Simon et ceux qui étaient avec lui partirent à sa recherche.
Ils le trouvent et lui disent : « Tout le monde te cherche.
Jésus leur dit : « Allons ailleurs, dans les villages voisins,
afin que là aussi je proclame l’Évangile ;
car c’est pour cela que je suis sorti. »
Et il parcourut toute la Galilée,
proclamant l’Évangile dans leurs synagogues, et expulsant les démons.
Mc 1, 29-39
Les nouvelles vont vite et tant mieux quand elles sont bonnes ! Après l’espace religieux de la synagogue, l’espace privé de la maison de Pierre, l’espace où Jésus doit accomplir sa mission, c’est toute la ville qui se presse à la porte. Puis ce sera toute la Galilée, et tous les « ailleurs » du monde, en attente de l’Évangile. Retenons les trois aspects de la libération accomplie par Jésus. D’abord, il proclame la Bonne Nouvelle : paix, bonheur, vie et santé aux hommes de la part de Dieu. Ensuite, au lieu de l’obsession de respect des normes, il privilégie l’ouverture des cœurs. Il guérit les maladies du corps et de l’esprit, pour que les gens se lèvent, marchent, se fassent serviteurs.
Saint Paul, lui aussi, a été guéri de son fanatisme par Jésus. Il fait part aux Corinthiens de l’enthousiasme qui l’anime depuis sa conversion et le pousse à poursuivre l’œuvre de libération accomplie par le Christ.
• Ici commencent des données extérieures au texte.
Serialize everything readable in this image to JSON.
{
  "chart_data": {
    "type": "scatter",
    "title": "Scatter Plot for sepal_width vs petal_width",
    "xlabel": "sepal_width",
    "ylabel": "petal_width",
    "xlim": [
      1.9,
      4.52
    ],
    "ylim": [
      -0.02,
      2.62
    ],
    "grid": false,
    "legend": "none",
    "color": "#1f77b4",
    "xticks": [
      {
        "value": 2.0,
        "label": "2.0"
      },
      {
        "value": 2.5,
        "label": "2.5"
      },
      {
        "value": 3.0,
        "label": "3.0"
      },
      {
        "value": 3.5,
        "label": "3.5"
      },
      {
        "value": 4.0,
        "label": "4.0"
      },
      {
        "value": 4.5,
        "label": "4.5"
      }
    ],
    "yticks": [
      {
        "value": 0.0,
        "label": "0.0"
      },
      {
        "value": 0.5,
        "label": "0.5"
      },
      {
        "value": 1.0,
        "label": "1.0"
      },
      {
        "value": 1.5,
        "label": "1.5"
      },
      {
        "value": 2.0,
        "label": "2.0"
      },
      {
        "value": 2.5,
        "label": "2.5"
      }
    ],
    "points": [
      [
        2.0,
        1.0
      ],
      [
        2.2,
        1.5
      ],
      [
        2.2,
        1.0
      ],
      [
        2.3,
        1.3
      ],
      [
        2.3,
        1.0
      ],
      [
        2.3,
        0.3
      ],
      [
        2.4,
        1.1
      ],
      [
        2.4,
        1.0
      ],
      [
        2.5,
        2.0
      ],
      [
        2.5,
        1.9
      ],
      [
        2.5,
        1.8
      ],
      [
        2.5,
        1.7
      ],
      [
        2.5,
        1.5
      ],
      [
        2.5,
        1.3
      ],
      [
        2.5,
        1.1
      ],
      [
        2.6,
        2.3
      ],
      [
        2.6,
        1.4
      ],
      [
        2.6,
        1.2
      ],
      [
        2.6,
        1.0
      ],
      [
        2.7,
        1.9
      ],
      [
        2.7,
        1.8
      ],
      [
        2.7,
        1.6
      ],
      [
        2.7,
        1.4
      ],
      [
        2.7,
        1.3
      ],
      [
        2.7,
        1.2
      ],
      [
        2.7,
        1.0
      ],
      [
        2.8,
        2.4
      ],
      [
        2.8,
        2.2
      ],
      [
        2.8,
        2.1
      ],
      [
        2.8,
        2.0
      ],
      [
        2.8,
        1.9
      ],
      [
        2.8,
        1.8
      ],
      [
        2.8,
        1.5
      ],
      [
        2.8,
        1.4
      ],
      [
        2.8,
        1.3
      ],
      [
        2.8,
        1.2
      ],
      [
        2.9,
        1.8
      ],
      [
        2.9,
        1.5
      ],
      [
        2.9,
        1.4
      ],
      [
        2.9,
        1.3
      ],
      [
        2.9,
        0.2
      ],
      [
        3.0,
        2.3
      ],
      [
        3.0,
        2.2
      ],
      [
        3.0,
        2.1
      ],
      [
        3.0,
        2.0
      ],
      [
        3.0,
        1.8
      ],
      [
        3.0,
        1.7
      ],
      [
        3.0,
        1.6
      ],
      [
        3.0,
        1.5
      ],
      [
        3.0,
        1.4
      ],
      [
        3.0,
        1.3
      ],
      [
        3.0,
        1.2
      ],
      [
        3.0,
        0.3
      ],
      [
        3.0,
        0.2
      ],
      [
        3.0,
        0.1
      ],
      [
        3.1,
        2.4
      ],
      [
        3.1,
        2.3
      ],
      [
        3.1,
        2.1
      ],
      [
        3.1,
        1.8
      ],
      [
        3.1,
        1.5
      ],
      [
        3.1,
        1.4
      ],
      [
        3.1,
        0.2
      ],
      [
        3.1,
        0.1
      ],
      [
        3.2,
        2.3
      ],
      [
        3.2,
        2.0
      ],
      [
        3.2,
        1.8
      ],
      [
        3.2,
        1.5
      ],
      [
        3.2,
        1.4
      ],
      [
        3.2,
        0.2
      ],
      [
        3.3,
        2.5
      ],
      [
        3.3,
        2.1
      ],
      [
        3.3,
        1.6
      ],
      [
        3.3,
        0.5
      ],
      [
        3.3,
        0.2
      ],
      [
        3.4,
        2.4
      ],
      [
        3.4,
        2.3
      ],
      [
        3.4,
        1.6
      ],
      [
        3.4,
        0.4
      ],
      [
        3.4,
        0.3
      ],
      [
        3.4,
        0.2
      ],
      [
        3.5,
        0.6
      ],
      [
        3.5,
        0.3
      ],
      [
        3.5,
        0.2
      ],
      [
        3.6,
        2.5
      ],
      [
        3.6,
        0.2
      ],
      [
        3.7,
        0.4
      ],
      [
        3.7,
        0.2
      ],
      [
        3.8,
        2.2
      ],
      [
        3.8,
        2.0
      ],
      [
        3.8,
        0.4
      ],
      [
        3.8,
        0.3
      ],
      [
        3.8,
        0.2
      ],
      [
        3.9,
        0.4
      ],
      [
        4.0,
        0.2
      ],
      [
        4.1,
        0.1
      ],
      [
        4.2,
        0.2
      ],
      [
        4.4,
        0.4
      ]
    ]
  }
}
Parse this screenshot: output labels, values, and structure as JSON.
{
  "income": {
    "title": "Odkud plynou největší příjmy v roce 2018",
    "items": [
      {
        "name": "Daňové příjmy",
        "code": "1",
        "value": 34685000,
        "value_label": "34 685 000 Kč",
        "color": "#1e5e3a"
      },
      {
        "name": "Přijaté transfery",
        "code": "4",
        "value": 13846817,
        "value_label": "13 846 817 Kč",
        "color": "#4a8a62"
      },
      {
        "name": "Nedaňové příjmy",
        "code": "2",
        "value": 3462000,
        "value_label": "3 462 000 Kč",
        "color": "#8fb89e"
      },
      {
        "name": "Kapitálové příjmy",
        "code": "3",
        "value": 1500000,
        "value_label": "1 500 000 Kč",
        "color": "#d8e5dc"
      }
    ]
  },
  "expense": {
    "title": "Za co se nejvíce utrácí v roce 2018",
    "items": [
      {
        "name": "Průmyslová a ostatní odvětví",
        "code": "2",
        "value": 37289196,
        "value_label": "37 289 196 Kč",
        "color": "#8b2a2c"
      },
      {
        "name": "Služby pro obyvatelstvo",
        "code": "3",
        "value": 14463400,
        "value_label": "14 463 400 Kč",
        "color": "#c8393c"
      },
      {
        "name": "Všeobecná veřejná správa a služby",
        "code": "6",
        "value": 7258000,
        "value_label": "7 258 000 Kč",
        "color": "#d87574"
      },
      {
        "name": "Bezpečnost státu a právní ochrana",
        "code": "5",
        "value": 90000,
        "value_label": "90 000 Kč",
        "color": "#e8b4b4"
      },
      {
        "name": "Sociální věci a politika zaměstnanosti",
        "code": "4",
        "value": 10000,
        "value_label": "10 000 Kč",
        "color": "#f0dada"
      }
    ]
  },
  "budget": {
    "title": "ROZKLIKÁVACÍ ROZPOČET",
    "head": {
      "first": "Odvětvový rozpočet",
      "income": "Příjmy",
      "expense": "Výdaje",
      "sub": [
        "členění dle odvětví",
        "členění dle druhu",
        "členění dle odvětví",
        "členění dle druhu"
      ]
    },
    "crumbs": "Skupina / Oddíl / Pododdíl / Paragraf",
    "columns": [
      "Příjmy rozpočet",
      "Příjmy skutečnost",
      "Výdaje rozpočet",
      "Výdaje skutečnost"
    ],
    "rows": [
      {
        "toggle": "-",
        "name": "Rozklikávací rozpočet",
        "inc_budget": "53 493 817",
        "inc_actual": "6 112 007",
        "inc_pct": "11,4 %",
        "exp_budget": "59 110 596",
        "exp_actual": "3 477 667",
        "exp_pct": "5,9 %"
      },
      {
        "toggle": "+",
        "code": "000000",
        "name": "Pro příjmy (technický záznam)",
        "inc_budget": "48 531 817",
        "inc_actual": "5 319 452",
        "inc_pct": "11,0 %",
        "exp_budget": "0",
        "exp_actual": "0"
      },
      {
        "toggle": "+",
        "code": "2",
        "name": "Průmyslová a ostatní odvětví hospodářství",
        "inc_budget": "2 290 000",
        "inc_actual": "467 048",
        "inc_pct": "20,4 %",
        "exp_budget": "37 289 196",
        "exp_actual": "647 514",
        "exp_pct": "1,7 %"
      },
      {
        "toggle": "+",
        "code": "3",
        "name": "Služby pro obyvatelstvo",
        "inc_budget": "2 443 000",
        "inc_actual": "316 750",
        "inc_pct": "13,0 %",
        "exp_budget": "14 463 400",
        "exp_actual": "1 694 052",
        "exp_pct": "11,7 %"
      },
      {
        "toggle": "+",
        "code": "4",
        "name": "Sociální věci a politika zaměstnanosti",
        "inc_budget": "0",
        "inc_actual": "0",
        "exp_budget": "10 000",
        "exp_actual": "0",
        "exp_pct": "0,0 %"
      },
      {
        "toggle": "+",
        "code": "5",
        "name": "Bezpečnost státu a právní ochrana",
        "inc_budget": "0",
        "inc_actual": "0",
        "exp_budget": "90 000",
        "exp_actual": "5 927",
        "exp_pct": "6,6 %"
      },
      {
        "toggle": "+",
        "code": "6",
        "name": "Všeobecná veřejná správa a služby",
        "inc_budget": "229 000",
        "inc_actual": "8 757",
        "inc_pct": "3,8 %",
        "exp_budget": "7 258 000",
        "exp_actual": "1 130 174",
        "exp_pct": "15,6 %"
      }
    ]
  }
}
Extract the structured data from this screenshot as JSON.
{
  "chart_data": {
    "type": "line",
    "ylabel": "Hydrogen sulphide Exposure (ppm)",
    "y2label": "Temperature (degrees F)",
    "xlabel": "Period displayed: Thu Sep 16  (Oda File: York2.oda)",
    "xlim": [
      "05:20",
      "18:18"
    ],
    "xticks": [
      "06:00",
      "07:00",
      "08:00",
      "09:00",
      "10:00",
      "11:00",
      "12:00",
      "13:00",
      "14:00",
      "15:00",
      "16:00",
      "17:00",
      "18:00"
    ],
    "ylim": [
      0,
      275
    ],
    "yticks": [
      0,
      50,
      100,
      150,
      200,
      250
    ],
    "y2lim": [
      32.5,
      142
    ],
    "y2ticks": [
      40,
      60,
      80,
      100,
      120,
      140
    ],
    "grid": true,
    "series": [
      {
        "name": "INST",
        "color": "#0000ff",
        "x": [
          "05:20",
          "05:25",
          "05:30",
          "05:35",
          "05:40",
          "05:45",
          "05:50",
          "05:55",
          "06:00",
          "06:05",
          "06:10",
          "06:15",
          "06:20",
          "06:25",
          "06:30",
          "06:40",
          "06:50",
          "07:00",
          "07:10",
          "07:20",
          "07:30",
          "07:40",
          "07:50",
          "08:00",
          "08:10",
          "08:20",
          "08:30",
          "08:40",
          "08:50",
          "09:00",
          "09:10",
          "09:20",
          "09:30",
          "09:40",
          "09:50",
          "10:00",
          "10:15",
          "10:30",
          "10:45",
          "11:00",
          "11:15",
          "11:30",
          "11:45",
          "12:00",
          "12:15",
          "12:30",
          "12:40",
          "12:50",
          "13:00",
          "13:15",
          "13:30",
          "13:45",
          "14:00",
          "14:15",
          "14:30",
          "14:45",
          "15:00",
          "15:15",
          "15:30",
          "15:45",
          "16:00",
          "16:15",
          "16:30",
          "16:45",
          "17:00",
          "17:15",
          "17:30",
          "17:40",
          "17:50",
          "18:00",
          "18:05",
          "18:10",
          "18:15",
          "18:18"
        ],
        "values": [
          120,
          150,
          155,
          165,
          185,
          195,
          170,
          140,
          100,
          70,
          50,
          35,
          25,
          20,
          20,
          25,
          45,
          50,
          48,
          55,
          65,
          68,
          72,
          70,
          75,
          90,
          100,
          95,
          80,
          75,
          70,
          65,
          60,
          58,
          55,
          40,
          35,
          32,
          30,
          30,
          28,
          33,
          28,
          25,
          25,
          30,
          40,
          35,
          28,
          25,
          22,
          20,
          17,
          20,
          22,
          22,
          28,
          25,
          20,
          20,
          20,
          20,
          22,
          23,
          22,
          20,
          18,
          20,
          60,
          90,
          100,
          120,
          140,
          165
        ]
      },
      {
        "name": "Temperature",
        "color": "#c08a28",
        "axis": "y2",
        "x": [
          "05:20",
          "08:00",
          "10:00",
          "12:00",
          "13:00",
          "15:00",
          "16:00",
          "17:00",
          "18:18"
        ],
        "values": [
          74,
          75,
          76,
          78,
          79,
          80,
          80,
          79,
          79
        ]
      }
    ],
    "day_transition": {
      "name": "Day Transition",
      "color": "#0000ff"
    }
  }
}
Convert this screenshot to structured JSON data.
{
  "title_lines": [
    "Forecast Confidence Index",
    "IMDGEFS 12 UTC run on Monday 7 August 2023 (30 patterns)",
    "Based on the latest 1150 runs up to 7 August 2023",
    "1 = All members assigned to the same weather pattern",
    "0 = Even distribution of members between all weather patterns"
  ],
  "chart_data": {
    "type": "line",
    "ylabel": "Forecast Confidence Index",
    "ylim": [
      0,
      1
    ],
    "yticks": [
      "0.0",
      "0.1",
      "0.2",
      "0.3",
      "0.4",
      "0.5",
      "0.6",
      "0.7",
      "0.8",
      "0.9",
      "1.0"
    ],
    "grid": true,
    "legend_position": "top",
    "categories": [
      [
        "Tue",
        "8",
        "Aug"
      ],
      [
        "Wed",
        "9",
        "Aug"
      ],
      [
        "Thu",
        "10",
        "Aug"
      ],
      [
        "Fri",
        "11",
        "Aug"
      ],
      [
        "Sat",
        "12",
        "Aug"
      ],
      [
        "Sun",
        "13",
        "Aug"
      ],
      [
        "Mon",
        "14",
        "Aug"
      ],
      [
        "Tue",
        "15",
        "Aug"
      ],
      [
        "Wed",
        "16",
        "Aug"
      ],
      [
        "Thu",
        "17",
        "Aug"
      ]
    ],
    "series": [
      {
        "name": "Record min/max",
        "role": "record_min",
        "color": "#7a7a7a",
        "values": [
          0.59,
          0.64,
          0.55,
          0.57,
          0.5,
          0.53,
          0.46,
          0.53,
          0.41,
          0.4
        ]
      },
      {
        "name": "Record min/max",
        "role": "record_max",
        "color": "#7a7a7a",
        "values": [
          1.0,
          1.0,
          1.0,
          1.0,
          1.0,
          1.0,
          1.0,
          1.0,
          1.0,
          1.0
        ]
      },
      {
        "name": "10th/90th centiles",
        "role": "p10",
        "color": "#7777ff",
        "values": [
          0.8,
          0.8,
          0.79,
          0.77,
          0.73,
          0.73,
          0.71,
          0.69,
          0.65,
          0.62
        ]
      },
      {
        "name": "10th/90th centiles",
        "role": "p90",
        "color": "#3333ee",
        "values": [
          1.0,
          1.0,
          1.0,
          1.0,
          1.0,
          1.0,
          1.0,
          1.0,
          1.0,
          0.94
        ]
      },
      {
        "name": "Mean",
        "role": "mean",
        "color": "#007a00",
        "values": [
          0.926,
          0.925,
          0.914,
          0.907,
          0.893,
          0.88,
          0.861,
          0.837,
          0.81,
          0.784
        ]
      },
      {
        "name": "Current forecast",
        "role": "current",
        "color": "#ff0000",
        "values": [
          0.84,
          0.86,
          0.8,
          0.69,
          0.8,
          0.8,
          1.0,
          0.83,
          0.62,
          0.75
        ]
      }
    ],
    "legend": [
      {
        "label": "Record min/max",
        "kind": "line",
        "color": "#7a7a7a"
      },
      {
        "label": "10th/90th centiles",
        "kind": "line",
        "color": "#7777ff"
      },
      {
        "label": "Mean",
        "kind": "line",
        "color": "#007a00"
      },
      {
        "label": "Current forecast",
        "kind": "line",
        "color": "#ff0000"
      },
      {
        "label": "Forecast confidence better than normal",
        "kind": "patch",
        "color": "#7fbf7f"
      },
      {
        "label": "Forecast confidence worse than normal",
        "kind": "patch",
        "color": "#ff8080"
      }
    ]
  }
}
Il nous rappelle les attitudes préalables à toute évangélisation : le détachement, l’humilité, le partage et le service.
Annoncer l’Évangile, ce n’est pas pour moi un motif de fierté,
c’est une nécessité qui s’impose à moi.
Malheur à moi si je n’annonçais pas l’Évangile !
Certes, si je le fais de moi-même, je mérite une récompense.
Mais je ne le fais pas de moi-même, c’est une mission qui m’est confiée.
Alors quel est mon mérite ?
C’est d’annoncer l’Évangile sans rechercher aucun avantage matériel,
et sans faire valoir mes droits de prédicateur de l’Évangile.
Oui, libre à l’égard de tous, je me suis fait l’esclave de tous
afin d’en gagner le plus grand nombre possible.
Avec les faibles, j’ai été faible, pour gagner les faibles.
Je me suis fait tout à tous pour en sauver à tout prix quelques-uns.
Et tout cela, je le fais à cause de l’Évangile, pour y avoir part, moi aussi.